Awal Maret 2020 lalu, hubungan sejumlah ormas kembali memanas. Hal itu menyusul dibubarkan pengajian Bachtiar Natsir secara paksa di sebuah hotel di Kota Malang, Jawa Timur oleh masyarakat yang mengatasnamakan dari Arek Malang. Pengajian dianggap, tak mengantongi izin dan memberi pemberitahuan terhadap warga sekitar.
Selain itu, sejumlah masyarakat beralasan tak mau wilayah termasuki paham atau ormas yang dianggap radikal. Masyarakat melihat, track record Bachtiar Nashir lebih dekat ke gerakan kanan yang berafiliasi dengan HTI.
Fenomena penolakan terhadap sejumlah pengajian oleh tokoh agama memang terlampau sering terjadi Indonesia. Sebelumnya, Kejadian serupa juga terjadi di Yogyakarta. Pimpinan Daerah Muhammadiyah kota Yogyakarta menolak Pengajian Harlah NU ke-94 yang akan digelar di Masjid Gedhe Kauman. Penyebabnya hanya dikarenakan mengundang Gus Muwafiq sebagai salah satu penceramahnya yang dianggap bermasalah.
Menunggu Sikap Pemerintah
Sampai saat ini, dengan berbagai gejala yang ada di tengah masyarakat pemerintah seolah hanya diam. Keamananan negara, dalam hal ini TNI-Polri terkesan hanya mendukung kelompok yang lebih kuat di suatu wilayah.
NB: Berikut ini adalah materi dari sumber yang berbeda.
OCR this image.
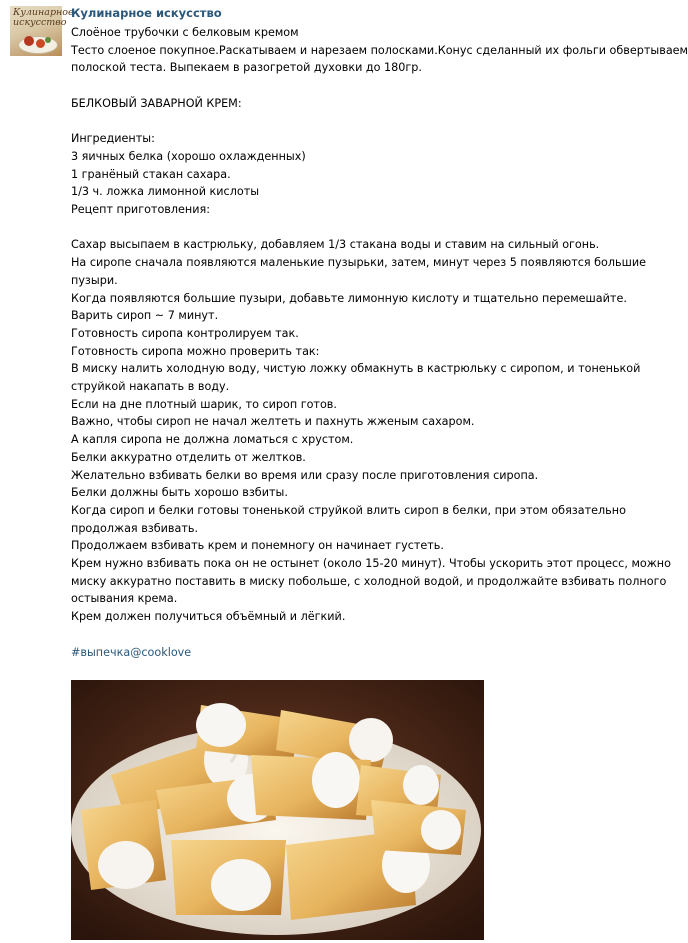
Кулинарное
искусство
Кулинарное искусство

Слоёное трубочки с белковым кремом

Тесто слоеное покупное.Раскатываем и нарезаем полосками.Конус сделанный их фольги обвертываем

полоской теста. Выпекаем в разогретой духовки до 180гр.

БЕЛКОВЫЙ ЗАВАРНОЙ КРЕМ:

Ингредиенты:

3 яичных белка (хорошо охлажденных)

1 гранёный стакан сахара.

1/3 ч. ложка лимонной кислоты

Рецепт приготовления:

Сахар высыпаем в кастрюльку, добавляем 1/3 стакана воды и ставим на сильный огонь.

На сиропе сначала появляются маленькие пузырьки, затем, минут через 5 появляются большие

пузыри.

Когда появляются большие пузыри, добавьте лимонную кислоту и тщательно перемешайте.

Варить сироп ~ 7 минут.

Готовность сиропа контролируем так.

Готовность сиропа можно проверить так:

В миску налить холодную воду, чистую ложку обмакнуть в кастрюльку с сиропом, и тоненькой

струйкой накапать в воду.

Если на дне плотный шарик, то сироп готов.

Важно, чтобы сироп не начал желтеть и пахнуть жженым сахаром.

А капля сиропа не должна ломаться с хрустом.

Белки аккуратно отделить от желтков.

Желательно взбивать белки во время или сразу после приготовления сиропа.

Белки должны быть хорошо взбиты.

Когда сироп и белки готовы тоненькой струйкой влить сироп в белки, при этом обязательно

продолжая взбивать.

Продолжаем взбивать крем и понемногу он начинает густеть.

Крем нужно взбивать пока он не остынет (около 15-20 минут). Чтобы ускорить этот процесс, можно

миску аккуратно поставить в миску побольше, с холодной водой, и продолжайте взбивать полного

остывания крема.

Крем должен получиться объёмный и лёгкий.

#выпечка@cooklove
Pada persoalan Bachtiar Nasir, selama ini pemerintah tak pernah mengambil tindakan tegas. Ini pula berlaku bagi sejumlah penceramah yang kemudian ditolak mengisi pengajian lantaran diduga ada kaiatnnya dengan organisasi terlarang HTI, sebut saja misalnya Felix Siauw, UAS, dan Ustaz Hanan Attaki.
Pemerintah tak kunjung memastikan apakah dugaan yang ada dimasyarakat tersebut benar atau tidak. Sehingga, seolah ada pembiaran dari pemerintaha soal konflik horizontal yang terus terjadi.
Tak hanya itu, sebetulnya sikap masyarakat yang main sikat harus diakui sebagai sifat kekanak-kanakan dalam tubuh ormas mana pun. Baik dari sisi penolak penagajian Gus Muwafiq mauapun penolak pengajian Bachtiar Nasir dkk.
Jika kondisi demikian terus dibiarkan, konflik hanya akan menunggu kepersoalan yang lebih besar.
Berkaca Dari Gandhi
Masyarakat kadang susah untuk dipahami, karena hakikatnya sudah sifat alami manusia yang tidak bisa ditebak dan berubah-ubah. Sikap tersebut dipengaruhi beberapa faktor, khususnya faktor lingkungan sekitarnya.
Tentunya kita yang termasuk di dalam kelompok tersebut harus banyak belajar bagaimana cara bersikap yang baik antar golongan, kelompok, maupun suku dan ras manapun. Mahatma Gandhi (1947) mengajarkan hakikatnya merupakan gerakan perlawanan dengan cara yang damai dan anti kekerasan. Gandhi percaya sepenuhnya bahwa seluruh agama yang ada di dunia ini mengajarkan perdamaian. Jika masih ada kekerasan antar umat beragama itu disebabkan karena belum pahamnya orang tersebut mengenai konsep agama yang sebenaranya.
Dalam senbuah konflik, Ia menekankan masyarakat untuk memanadang dengan cinta kasih terlebih dahulu. Meskipun itu, belum tentu menyelesaiakn masalaha namuan panadangan awal tersebut akan mencegah masyarakat dari sifat seaksioner, dan gegabah.
Jika memang belum bisa menghargai karena perbedaan antar golongan, adakalanya kita perlu sadar bahwa mereka juga manusia dan warga Negara Indonesia yang memanusiakan manusia. Persatuan dijadikan tujuan agar nilai-nilai demokrasi mampu berdiri tegak di Negara yang terdiri dari berbagai elemen ini. Bukan hanya demokrasi saja, namun juga nilai toleransi antar manusia.